Baginya, tak apalah digoda sehari penuh, sebulan atau setahun bahkan, oleh dua orang yang memberikan padanya apa arti kasih itu!

Kalau tidak diperingatkan oleh dokter Rudy, mungkin Alma dan Trista betul-betul menggoda Kino sampai pagi. Dokter Rudy mengingatkan, Kino perlu banyak istirahat.

Trista buru-buru minta maaf, dan Alma tersipu malu ditegur oleh “senior”-nya. Akhirnya, keduanya pulang. Alma berjanji menerima tawaran Trista untuk menginap di rumahnya yang luas itu.

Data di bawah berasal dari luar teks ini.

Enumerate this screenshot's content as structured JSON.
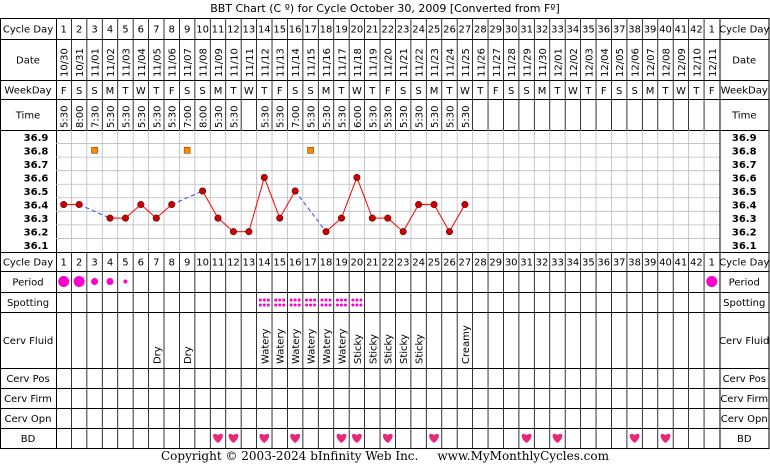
{
  "chart_data": {
    "type": "line",
    "title": "BBT Chart (C º) for Cycle October 30, 2009  [Converted from Fº]",
    "row_labels": [
      "Cycle Day",
      "Date",
      "WeekDay",
      "Time",
      "Cycle Day",
      "Period",
      "Spotting",
      "Cerv Fluid",
      "Cerv Pos",
      "Cerv Firm",
      "Cerv Opn",
      "BD"
    ],
    "cycle_days": [
      "1",
      "2",
      "3",
      "4",
      "5",
      "6",
      "7",
      "8",
      "9",
      "10",
      "11",
      "12",
      "13",
      "14",
      "15",
      "16",
      "17",
      "18",
      "19",
      "20",
      "21",
      "22",
      "23",
      "24",
      "25",
      "26",
      "27",
      "28",
      "29",
      "30",
      "31",
      "32",
      "33",
      "34",
      "35",
      "36",
      "37",
      "38",
      "39",
      "40",
      "41",
      "42",
      "1"
    ],
    "dates": [
      "10/30",
      "10/31",
      "11/01",
      "11/02",
      "11/03",
      "11/04",
      "11/05",
      "11/06",
      "11/07",
      "11/08",
      "11/09",
      "11/10",
      "11/11",
      "11/12",
      "11/13",
      "11/14",
      "11/15",
      "11/16",
      "11/17",
      "11/18",
      "11/19",
      "11/20",
      "11/21",
      "11/22",
      "11/23",
      "11/24",
      "11/25",
      "11/26",
      "11/27",
      "11/28",
      "11/29",
      "11/30",
      "12/01",
      "12/02",
      "12/03",
      "12/04",
      "12/05",
      "12/06",
      "12/07",
      "12/08",
      "12/09",
      "12/10",
      "12/11"
    ],
    "weekdays": [
      "F",
      "S",
      "S",
      "M",
      "T",
      "W",
      "T",
      "F",
      "S",
      "S",
      "M",
      "T",
      "W",
      "T",
      "F",
      "S",
      "S",
      "M",
      "T",
      "W",
      "T",
      "F",
      "S",
      "S",
      "M",
      "T",
      "W",
      "T",
      "F",
      "S",
      "S",
      "M",
      "T",
      "W",
      "T",
      "F",
      "S",
      "S",
      "M",
      "T",
      "W",
      "T",
      "F"
    ],
    "times": [
      "5:30",
      "8:00",
      "7:30",
      "5:30",
      "5:30",
      "5:30",
      "5:30",
      "5:30",
      "7:00",
      "8:00",
      "5:30",
      "5:30",
      "",
      "5:30",
      "5:30",
      "7:00",
      "5:30",
      "5:30",
      "5:30",
      "6:00",
      "5:30",
      "5:30",
      "5:30",
      "5:30",
      "5:30",
      "5:30",
      "5:30",
      "",
      "",
      "",
      "",
      "",
      "",
      "",
      "",
      "",
      "",
      "",
      "",
      "",
      "",
      "",
      ""
    ],
    "y_ticks": [
      "36.9",
      "36.8",
      "36.7",
      "36.6",
      "36.5",
      "36.4",
      "36.3",
      "36.2",
      "36.1"
    ],
    "ylim": [
      36.1,
      36.9
    ],
    "temperatures": [
      36.4,
      36.4,
      null,
      36.3,
      36.3,
      36.4,
      36.3,
      36.4,
      null,
      36.5,
      36.3,
      36.2,
      36.2,
      36.6,
      36.3,
      36.5,
      null,
      36.2,
      36.3,
      36.6,
      36.3,
      36.3,
      36.2,
      36.4,
      36.4,
      36.2,
      36.4,
      null,
      null,
      null,
      null,
      null,
      null,
      null,
      null,
      null,
      null,
      null,
      null,
      null,
      null,
      null,
      null
    ],
    "excluded_temperatures": [
      null,
      null,
      36.8,
      null,
      null,
      null,
      null,
      null,
      36.8,
      null,
      null,
      null,
      null,
      null,
      null,
      null,
      36.8,
      null,
      null,
      null,
      null,
      null,
      null,
      null,
      null,
      null,
      null,
      null,
      null,
      null,
      null,
      null,
      null,
      null,
      null,
      null,
      null,
      null,
      null,
      null,
      null,
      null,
      null
    ],
    "period": [
      3,
      3,
      2,
      2,
      1,
      0,
      0,
      0,
      0,
      0,
      0,
      0,
      0,
      0,
      0,
      0,
      0,
      0,
      0,
      0,
      0,
      0,
      0,
      0,
      0,
      0,
      0,
      0,
      0,
      0,
      0,
      0,
      0,
      0,
      0,
      0,
      0,
      0,
      0,
      0,
      0,
      0,
      3
    ],
    "spotting": [
      0,
      0,
      0,
      0,
      0,
      0,
      0,
      0,
      0,
      0,
      0,
      0,
      0,
      1,
      1,
      1,
      1,
      1,
      1,
      1,
      0,
      0,
      0,
      0,
      0,
      0,
      0,
      0,
      0,
      0,
      0,
      0,
      0,
      0,
      0,
      0,
      0,
      0,
      0,
      0,
      0,
      0,
      0
    ],
    "cerv_fluid": [
      "",
      "",
      "",
      "",
      "",
      "",
      "Dry",
      "",
      "Dry",
      "",
      "",
      "",
      "",
      "Watery",
      "Watery",
      "Watery",
      "Watery",
      "Watery",
      "Watery",
      "Sticky",
      "Sticky",
      "Sticky",
      "Sticky",
      "Sticky",
      "",
      "",
      "Creamy",
      "",
      "",
      "",
      "",
      "",
      "",
      "",
      "",
      "",
      "",
      "",
      "",
      "",
      "",
      "",
      ""
    ],
    "bd": [
      0,
      0,
      0,
      0,
      0,
      0,
      0,
      0,
      0,
      0,
      1,
      1,
      0,
      1,
      0,
      1,
      0,
      0,
      1,
      1,
      0,
      1,
      0,
      0,
      1,
      0,
      0,
      0,
      0,
      0,
      1,
      0,
      1,
      0,
      0,
      0,
      0,
      1,
      0,
      1,
      0,
      0,
      0
    ],
    "colors": {
      "line": "#ff0000",
      "point": "#cc0000",
      "excluded_point": "#ff8800",
      "dashed_link": "#3344ff",
      "period": "#ff00cc",
      "heart": "#e8287a",
      "grid": "#bbbbbb",
      "bg": "#ffffff"
    },
    "grid": true,
    "legend": "none"
  },
  "footer": "Copyright © 2003-2024 bInfinity Web Inc.     www.MyMonthlyCycles.com"
}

Kino pun beristirahat sendirian. Malam itu, entah kenapa, ia menemukan makna kesepian yang baru.

Begini kah rasanya ditinggal sekaligus -secara bersama- oleh dua orang yang engkau kasihi? tanyanya dalam hati. Sampai ia tertidur, belum ada jawaban untuk tanya itu.